Percentage Rent in Commercial Leasing

Percentage rent allows a retail landlord to benefit from a tenant’s success.  In addition to the base rent, tenants will pay an additional rent based on some percentage of the tenant’s gross sales typically triggered by what is termed a “breakpoint”.  New tenants asked to pay percentage rent are typically troubled by the idea mostly because they see it as a way of being penalized for success.  Clearly, landlords benefit significantly from percentage rent reaping additional profits in times of economic boom while losing nothing during downturns. However, there is a synergistic effect that can benefit tenants.  Most landlords aggressively seek to maximize profits and creating the right tenant mix and shopping center atmosphere aids in increasing the revenue stream for all tenants thereby increasing the landlords rent.  In such cases, the landlord at least arguably is creating something of value for tenants.  The value of a landlord’s labors in this scenario is of course difficult to measure, but with an earnest effort it can unquestionably have a dramatic impact on shopping center sales. 


Percentage rent is typically set at five percent (5%) of gross revenue but usually doesn’t trigger until some “breakpoint”.  The breakpoint can be arbitrarily set by the parties as a stipulated breakpoint (for instance at $1,000,000).  In this case, a tenant would be obligated to pay 5% of all gross sales in excess of $1,000,000.  If gross sales were $1,500,000, the tenant would owe as additional rent of $25,000 (5% of $500,000).  Many retail leases set the breakpoint at what is termed the “natural breakpoint”.  For the natural breakpoint, you divide the base rent by the set percentage (the typical 5%).  The natural breakpoint results in a percentage rent applicable to sales over and above the point in which the base rent would equal 5% of gross revenue.  In other words, the tenant is paying 5% of gross sales or the base rent whichever is higher.  If the breakpoint is not reached, the base rent is higher than 5% of gross sales.  If the base rent in the above example was $120,000 ($10,000 a month), the breakpoint would be $2,400,000 resulting in no additional rent due.  The landlord is then guaranteed a minimum rent no matter how bad sales are, but benefits when sales are good. Tenants benefit if the stipulated breakpoint is above the natural breakpoint but not if it is below the natural breakpoint.  In the above example, if the stipulated breakpoint is $4,000,000, the additional rent would be zero.  If the stipulated breakpoint is $500,000, the tenant would pay the base rent ($120,000) plus a percentage rent of $50,000 (5% of $1,000,000).

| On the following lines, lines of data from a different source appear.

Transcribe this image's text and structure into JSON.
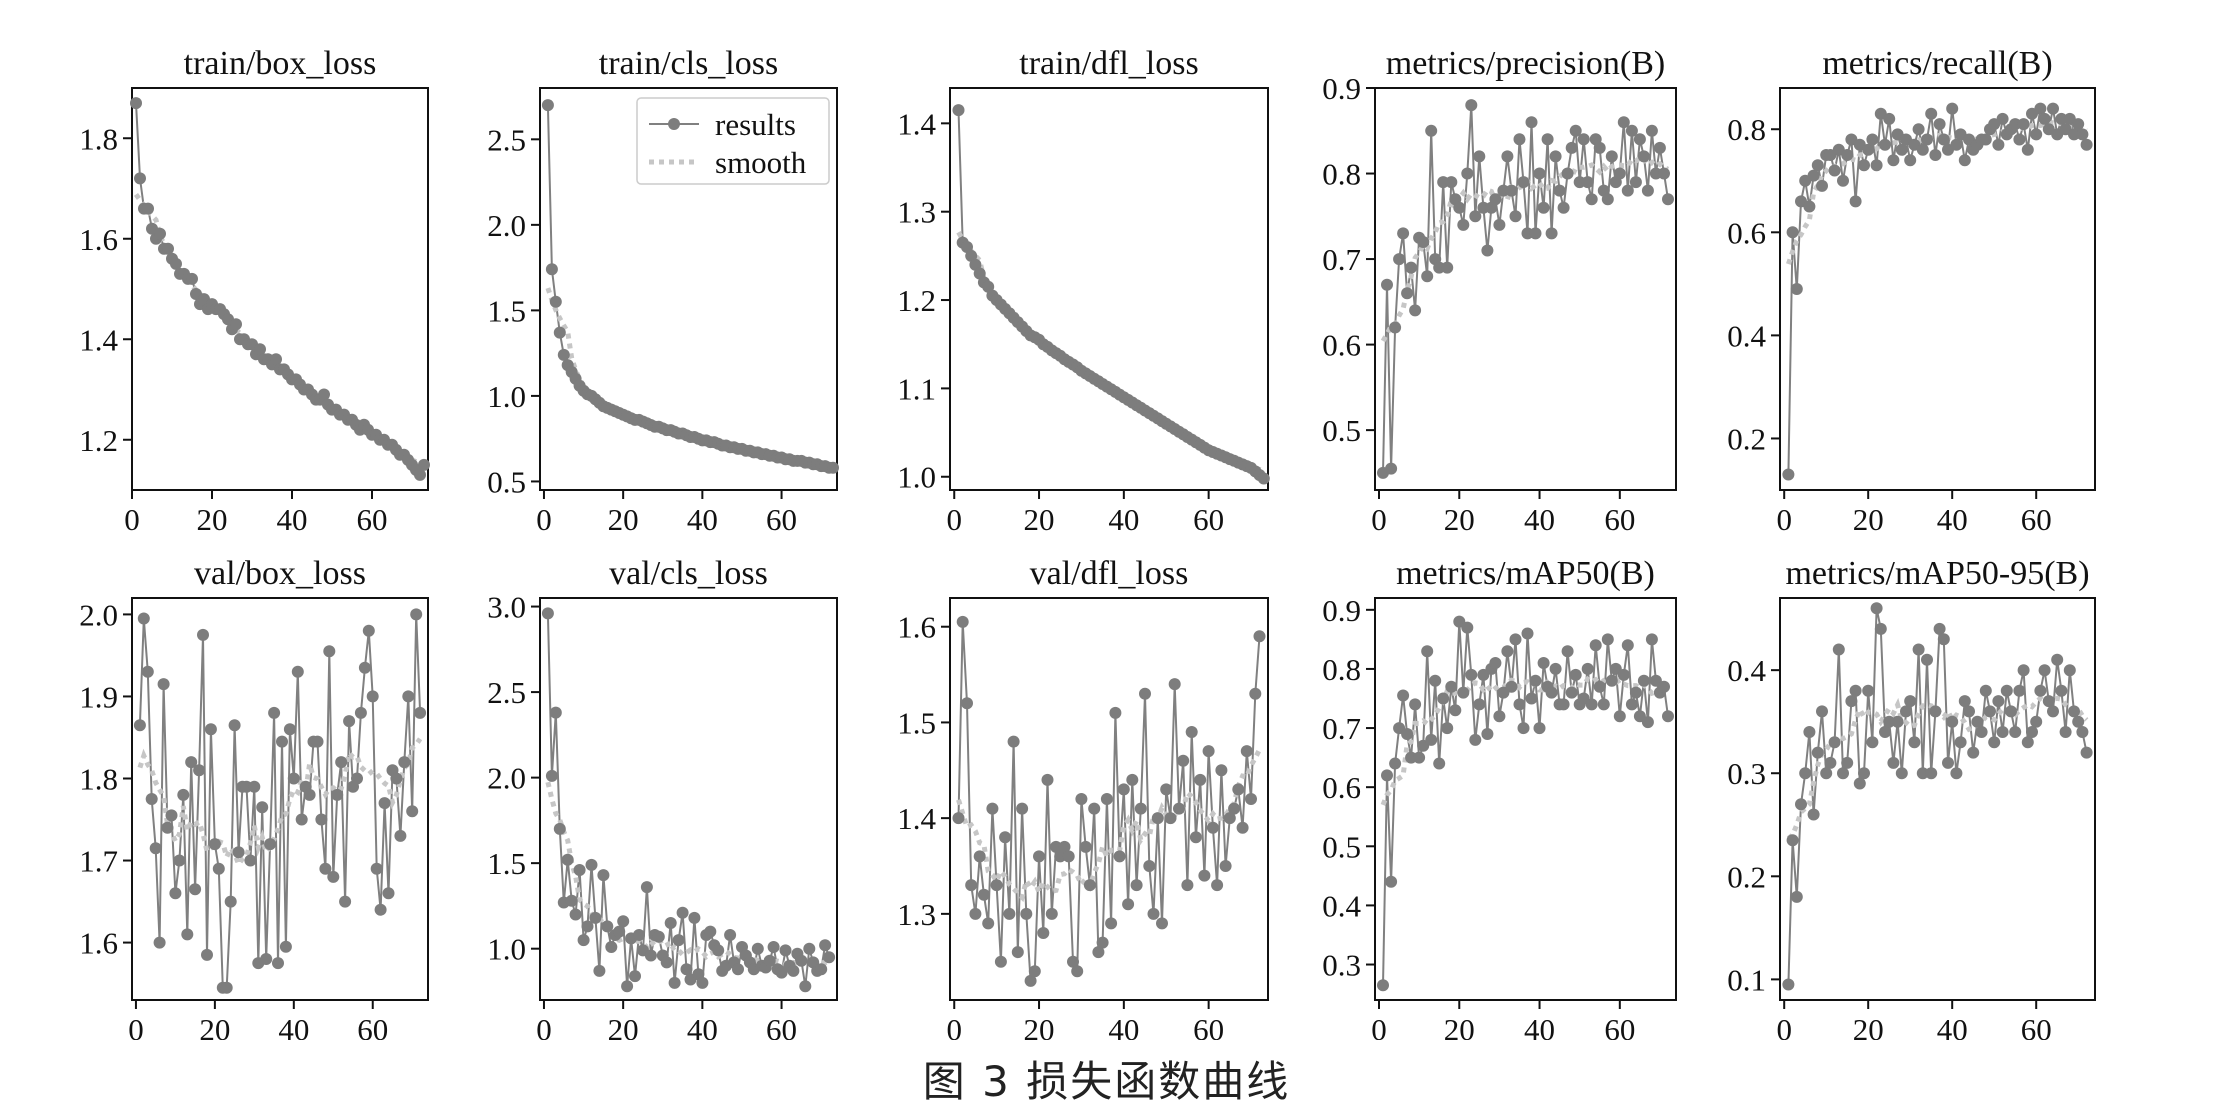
{
  "figure": {
    "caption": "图 3   损失函数曲线"
  },
  "chart_data": [
    {
      "id": "train_box_loss",
      "type": "line",
      "title": "train/box_loss",
      "xlim": [
        0,
        74
      ],
      "ylim": [
        1.1,
        1.9
      ],
      "xticks": [
        0,
        20,
        40,
        60
      ],
      "yticks": [
        1.2,
        1.4,
        1.6,
        1.8
      ],
      "ytick_labels": [
        "1.2",
        "1.4",
        "1.6",
        "1.8"
      ],
      "y": [
        1.87,
        1.72,
        1.66,
        1.66,
        1.62,
        1.6,
        1.61,
        1.58,
        1.58,
        1.56,
        1.55,
        1.53,
        1.53,
        1.52,
        1.52,
        1.49,
        1.47,
        1.48,
        1.46,
        1.47,
        1.46,
        1.46,
        1.45,
        1.44,
        1.42,
        1.43,
        1.4,
        1.4,
        1.39,
        1.39,
        1.37,
        1.38,
        1.36,
        1.36,
        1.35,
        1.36,
        1.34,
        1.34,
        1.33,
        1.32,
        1.32,
        1.31,
        1.3,
        1.3,
        1.29,
        1.28,
        1.28,
        1.29,
        1.27,
        1.26,
        1.26,
        1.25,
        1.25,
        1.24,
        1.24,
        1.23,
        1.22,
        1.23,
        1.22,
        1.21,
        1.21,
        1.2,
        1.2,
        1.19,
        1.19,
        1.18,
        1.17,
        1.17,
        1.16,
        1.15,
        1.14,
        1.13,
        1.15
      ]
    },
    {
      "id": "train_cls_loss",
      "type": "line",
      "title": "train/cls_loss",
      "xlim": [
        -1,
        74
      ],
      "ylim": [
        0.45,
        2.8
      ],
      "xticks": [
        0,
        20,
        40,
        60
      ],
      "yticks": [
        0.5,
        1.0,
        1.5,
        2.0,
        2.5
      ],
      "ytick_labels": [
        "0.5",
        "1.0",
        "1.5",
        "2.0",
        "2.5"
      ],
      "legend": {
        "entries": [
          "results",
          "smooth"
        ],
        "placement": "top-right"
      },
      "y": [
        2.7,
        1.74,
        1.55,
        1.37,
        1.24,
        1.18,
        1.14,
        1.1,
        1.06,
        1.03,
        1.01,
        1.0,
        0.98,
        0.96,
        0.94,
        0.93,
        0.92,
        0.91,
        0.9,
        0.89,
        0.88,
        0.87,
        0.86,
        0.86,
        0.85,
        0.84,
        0.83,
        0.82,
        0.82,
        0.81,
        0.8,
        0.8,
        0.79,
        0.78,
        0.78,
        0.77,
        0.76,
        0.76,
        0.75,
        0.74,
        0.74,
        0.73,
        0.73,
        0.72,
        0.71,
        0.71,
        0.7,
        0.7,
        0.69,
        0.69,
        0.68,
        0.68,
        0.67,
        0.67,
        0.66,
        0.66,
        0.65,
        0.65,
        0.64,
        0.64,
        0.63,
        0.63,
        0.62,
        0.62,
        0.62,
        0.61,
        0.61,
        0.6,
        0.6,
        0.59,
        0.59,
        0.58,
        0.58
      ]
    },
    {
      "id": "train_dfl_loss",
      "type": "line",
      "title": "train/dfl_loss",
      "xlim": [
        -1,
        74
      ],
      "ylim": [
        0.985,
        1.44
      ],
      "xticks": [
        0,
        20,
        40,
        60
      ],
      "yticks": [
        1.0,
        1.1,
        1.2,
        1.3,
        1.4
      ],
      "ytick_labels": [
        "1.0",
        "1.1",
        "1.2",
        "1.3",
        "1.4"
      ],
      "y": [
        1.415,
        1.265,
        1.26,
        1.25,
        1.24,
        1.23,
        1.22,
        1.215,
        1.205,
        1.2,
        1.195,
        1.19,
        1.185,
        1.18,
        1.175,
        1.17,
        1.165,
        1.16,
        1.158,
        1.155,
        1.15,
        1.147,
        1.143,
        1.14,
        1.137,
        1.133,
        1.13,
        1.127,
        1.124,
        1.12,
        1.117,
        1.114,
        1.111,
        1.108,
        1.105,
        1.102,
        1.099,
        1.096,
        1.093,
        1.09,
        1.087,
        1.084,
        1.081,
        1.078,
        1.075,
        1.072,
        1.069,
        1.066,
        1.063,
        1.06,
        1.057,
        1.054,
        1.051,
        1.048,
        1.045,
        1.042,
        1.039,
        1.036,
        1.033,
        1.03,
        1.028,
        1.026,
        1.024,
        1.022,
        1.02,
        1.018,
        1.016,
        1.014,
        1.012,
        1.01,
        1.006,
        1.002,
        0.998
      ]
    },
    {
      "id": "metrics_precision",
      "type": "line",
      "title": "metrics/precision(B)",
      "xlim": [
        -1,
        74
      ],
      "ylim": [
        0.43,
        0.9
      ],
      "xticks": [
        0,
        20,
        40,
        60
      ],
      "yticks": [
        0.5,
        0.6,
        0.7,
        0.8,
        0.9
      ],
      "ytick_labels": [
        "0.5",
        "0.6",
        "0.7",
        "0.8",
        "0.9"
      ],
      "y": [
        0.45,
        0.67,
        0.455,
        0.62,
        0.7,
        0.73,
        0.66,
        0.69,
        0.64,
        0.725,
        0.72,
        0.68,
        0.85,
        0.7,
        0.69,
        0.79,
        0.69,
        0.79,
        0.77,
        0.76,
        0.74,
        0.8,
        0.88,
        0.75,
        0.82,
        0.76,
        0.71,
        0.76,
        0.77,
        0.74,
        0.78,
        0.82,
        0.78,
        0.75,
        0.84,
        0.79,
        0.73,
        0.86,
        0.73,
        0.8,
        0.76,
        0.84,
        0.73,
        0.82,
        0.78,
        0.76,
        0.8,
        0.83,
        0.85,
        0.79,
        0.84,
        0.79,
        0.77,
        0.84,
        0.83,
        0.78,
        0.77,
        0.82,
        0.79,
        0.8,
        0.86,
        0.78,
        0.85,
        0.79,
        0.84,
        0.82,
        0.78,
        0.85,
        0.8,
        0.83,
        0.8,
        0.77
      ]
    },
    {
      "id": "metrics_recall",
      "type": "line",
      "title": "metrics/recall(B)",
      "xlim": [
        -1,
        74
      ],
      "ylim": [
        0.1,
        0.88
      ],
      "xticks": [
        0,
        20,
        40,
        60
      ],
      "yticks": [
        0.2,
        0.4,
        0.6,
        0.8
      ],
      "ytick_labels": [
        "0.2",
        "0.4",
        "0.6",
        "0.8"
      ],
      "y": [
        0.13,
        0.6,
        0.49,
        0.66,
        0.7,
        0.65,
        0.71,
        0.73,
        0.69,
        0.75,
        0.75,
        0.72,
        0.76,
        0.7,
        0.75,
        0.78,
        0.66,
        0.77,
        0.73,
        0.76,
        0.78,
        0.73,
        0.83,
        0.77,
        0.82,
        0.74,
        0.79,
        0.76,
        0.78,
        0.74,
        0.77,
        0.8,
        0.76,
        0.78,
        0.83,
        0.75,
        0.81,
        0.78,
        0.76,
        0.84,
        0.77,
        0.79,
        0.74,
        0.78,
        0.76,
        0.77,
        0.78,
        0.78,
        0.8,
        0.81,
        0.77,
        0.82,
        0.79,
        0.8,
        0.81,
        0.78,
        0.81,
        0.76,
        0.83,
        0.79,
        0.84,
        0.82,
        0.8,
        0.84,
        0.79,
        0.82,
        0.8,
        0.82,
        0.79,
        0.81,
        0.79,
        0.77
      ]
    },
    {
      "id": "val_box_loss",
      "type": "line",
      "title": "val/box_loss",
      "xlim": [
        -1,
        74
      ],
      "ylim": [
        1.53,
        2.02
      ],
      "xticks": [
        0,
        20,
        40,
        60
      ],
      "yticks": [
        1.6,
        1.7,
        1.8,
        1.9,
        2.0
      ],
      "ytick_labels": [
        "1.6",
        "1.7",
        "1.8",
        "1.9",
        "2.0"
      ],
      "y": [
        1.865,
        1.995,
        1.93,
        1.775,
        1.715,
        1.6,
        1.915,
        1.74,
        1.755,
        1.66,
        1.7,
        1.78,
        1.61,
        1.82,
        1.665,
        1.81,
        1.975,
        1.585,
        1.86,
        1.72,
        1.69,
        1.545,
        1.545,
        1.65,
        1.865,
        1.71,
        1.79,
        1.79,
        1.7,
        1.79,
        1.575,
        1.765,
        1.58,
        1.72,
        1.88,
        1.575,
        1.845,
        1.595,
        1.86,
        1.8,
        1.93,
        1.75,
        1.79,
        1.78,
        1.845,
        1.845,
        1.75,
        1.69,
        1.955,
        1.68,
        1.78,
        1.82,
        1.65,
        1.87,
        1.79,
        1.8,
        1.88,
        1.935,
        1.98,
        1.9,
        1.69,
        1.64,
        1.77,
        1.66,
        1.81,
        1.8,
        1.73,
        1.82,
        1.9,
        1.76,
        2.0,
        1.88
      ]
    },
    {
      "id": "val_cls_loss",
      "type": "line",
      "title": "val/cls_loss",
      "xlim": [
        -1,
        74
      ],
      "ylim": [
        0.7,
        3.05
      ],
      "xticks": [
        0,
        20,
        40,
        60
      ],
      "yticks": [
        1.0,
        1.5,
        2.0,
        2.5,
        3.0
      ],
      "ytick_labels": [
        "1.0",
        "1.5",
        "2.0",
        "2.5",
        "3.0"
      ],
      "y": [
        2.96,
        2.01,
        2.38,
        1.7,
        1.27,
        1.52,
        1.28,
        1.2,
        1.46,
        1.05,
        1.13,
        1.49,
        1.18,
        0.87,
        1.43,
        1.13,
        1.01,
        1.08,
        1.1,
        1.16,
        0.78,
        1.06,
        0.84,
        1.08,
        0.99,
        1.36,
        0.96,
        1.08,
        1.07,
        0.96,
        0.92,
        1.15,
        0.8,
        1.05,
        1.21,
        0.88,
        0.82,
        1.18,
        0.85,
        0.8,
        1.08,
        1.1,
        1.02,
        0.99,
        0.87,
        0.9,
        1.08,
        0.92,
        0.88,
        1.01,
        0.96,
        0.92,
        0.88,
        1.0,
        0.9,
        0.89,
        0.93,
        1.01,
        0.88,
        0.86,
        0.99,
        0.9,
        0.87,
        0.97,
        0.93,
        0.78,
        1.0,
        0.92,
        0.87,
        0.88,
        1.02,
        0.95
      ]
    },
    {
      "id": "val_dfl_loss",
      "type": "line",
      "title": "val/dfl_loss",
      "xlim": [
        -1,
        74
      ],
      "ylim": [
        1.21,
        1.63
      ],
      "xticks": [
        0,
        20,
        40,
        60
      ],
      "yticks": [
        1.3,
        1.4,
        1.5,
        1.6
      ],
      "ytick_labels": [
        "1.3",
        "1.4",
        "1.5",
        "1.6"
      ],
      "y": [
        1.4,
        1.605,
        1.52,
        1.33,
        1.3,
        1.36,
        1.32,
        1.29,
        1.41,
        1.33,
        1.25,
        1.38,
        1.3,
        1.48,
        1.26,
        1.41,
        1.3,
        1.23,
        1.24,
        1.36,
        1.28,
        1.44,
        1.3,
        1.37,
        1.36,
        1.37,
        1.36,
        1.25,
        1.24,
        1.42,
        1.37,
        1.33,
        1.41,
        1.26,
        1.27,
        1.42,
        1.29,
        1.51,
        1.36,
        1.43,
        1.31,
        1.44,
        1.33,
        1.41,
        1.53,
        1.35,
        1.3,
        1.4,
        1.29,
        1.43,
        1.4,
        1.54,
        1.41,
        1.46,
        1.33,
        1.49,
        1.38,
        1.44,
        1.34,
        1.47,
        1.39,
        1.33,
        1.45,
        1.35,
        1.4,
        1.41,
        1.43,
        1.39,
        1.47,
        1.42,
        1.53,
        1.59
      ]
    },
    {
      "id": "metrics_map50",
      "type": "line",
      "title": "metrics/mAP50(B)",
      "xlim": [
        -1,
        74
      ],
      "ylim": [
        0.24,
        0.92
      ],
      "xticks": [
        0,
        20,
        40,
        60
      ],
      "yticks": [
        0.3,
        0.4,
        0.5,
        0.6,
        0.7,
        0.8,
        0.9
      ],
      "ytick_labels": [
        "0.3",
        "0.4",
        "0.5",
        "0.6",
        "0.7",
        "0.8",
        "0.9"
      ],
      "y": [
        0.265,
        0.62,
        0.44,
        0.64,
        0.7,
        0.755,
        0.69,
        0.65,
        0.74,
        0.65,
        0.67,
        0.83,
        0.68,
        0.78,
        0.64,
        0.75,
        0.7,
        0.77,
        0.73,
        0.88,
        0.76,
        0.87,
        0.79,
        0.68,
        0.74,
        0.79,
        0.69,
        0.8,
        0.81,
        0.72,
        0.76,
        0.83,
        0.77,
        0.85,
        0.74,
        0.7,
        0.86,
        0.75,
        0.78,
        0.7,
        0.81,
        0.77,
        0.76,
        0.8,
        0.74,
        0.74,
        0.83,
        0.76,
        0.79,
        0.74,
        0.75,
        0.8,
        0.74,
        0.84,
        0.77,
        0.74,
        0.85,
        0.78,
        0.8,
        0.72,
        0.79,
        0.84,
        0.74,
        0.76,
        0.72,
        0.78,
        0.71,
        0.85,
        0.78,
        0.76,
        0.77,
        0.72
      ]
    },
    {
      "id": "metrics_map50_95",
      "type": "line",
      "title": "metrics/mAP50-95(B)",
      "xlim": [
        -1,
        74
      ],
      "ylim": [
        0.08,
        0.47
      ],
      "xticks": [
        0,
        20,
        40,
        60
      ],
      "yticks": [
        0.1,
        0.2,
        0.3,
        0.4
      ],
      "ytick_labels": [
        "0.1",
        "0.2",
        "0.3",
        "0.4"
      ],
      "y": [
        0.095,
        0.235,
        0.18,
        0.27,
        0.3,
        0.34,
        0.26,
        0.32,
        0.36,
        0.3,
        0.31,
        0.33,
        0.42,
        0.3,
        0.31,
        0.37,
        0.38,
        0.29,
        0.3,
        0.38,
        0.33,
        0.46,
        0.44,
        0.34,
        0.35,
        0.31,
        0.35,
        0.3,
        0.36,
        0.37,
        0.33,
        0.42,
        0.3,
        0.41,
        0.3,
        0.36,
        0.44,
        0.43,
        0.31,
        0.35,
        0.3,
        0.33,
        0.37,
        0.36,
        0.32,
        0.35,
        0.34,
        0.38,
        0.36,
        0.33,
        0.37,
        0.34,
        0.38,
        0.36,
        0.34,
        0.38,
        0.4,
        0.33,
        0.34,
        0.35,
        0.38,
        0.4,
        0.37,
        0.36,
        0.41,
        0.38,
        0.34,
        0.4,
        0.36,
        0.35,
        0.34,
        0.32
      ]
    }
  ]
}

This may all seem a bit complicated.  However, the simplest way to view percentage rent is as follows:  a breakpoint below the natural breakpoint is worse for tenants and better for landlords and a breakpoint above the natural breakpoint is better for tenants and worse for landlords.  Ultimately, determination of the breakpoint will depend on the parties relative bargaining positions.  In fact, nationally recognized anchor tenants may demand a rent on a pure percentage of sales.     
In addition to determining the breakpoint, it’s important to precisely define how gross sales are determined.  Landlords typically seek a broad definition including the actual sales price of all goods and services whether delivered or licensed by the tenant, subtenants or any third party concessionaires.  Tenants seek to exclude things like sales taxes, proceeds from gift certificate sales until said gift certificates are redeemed, credits and refunds, sums received for lost or damaged merchandise, sales of assets not made in the ordinary course of business, sales to employees at a discount and incidental receipts from things like stamp machines or the sale of money orders.  The list of potential exclusions is limitless.  The important thing to remember is that the parties should clearly define gross sales so that there is no confusion down the road.
Finally, percentage rent clauses should clearly set forth the tenant’s record keeping requirements so that a reliable calculation of gross sales can be made and when and how often payment of percentage rent is due (monthly, quarterly or yearly).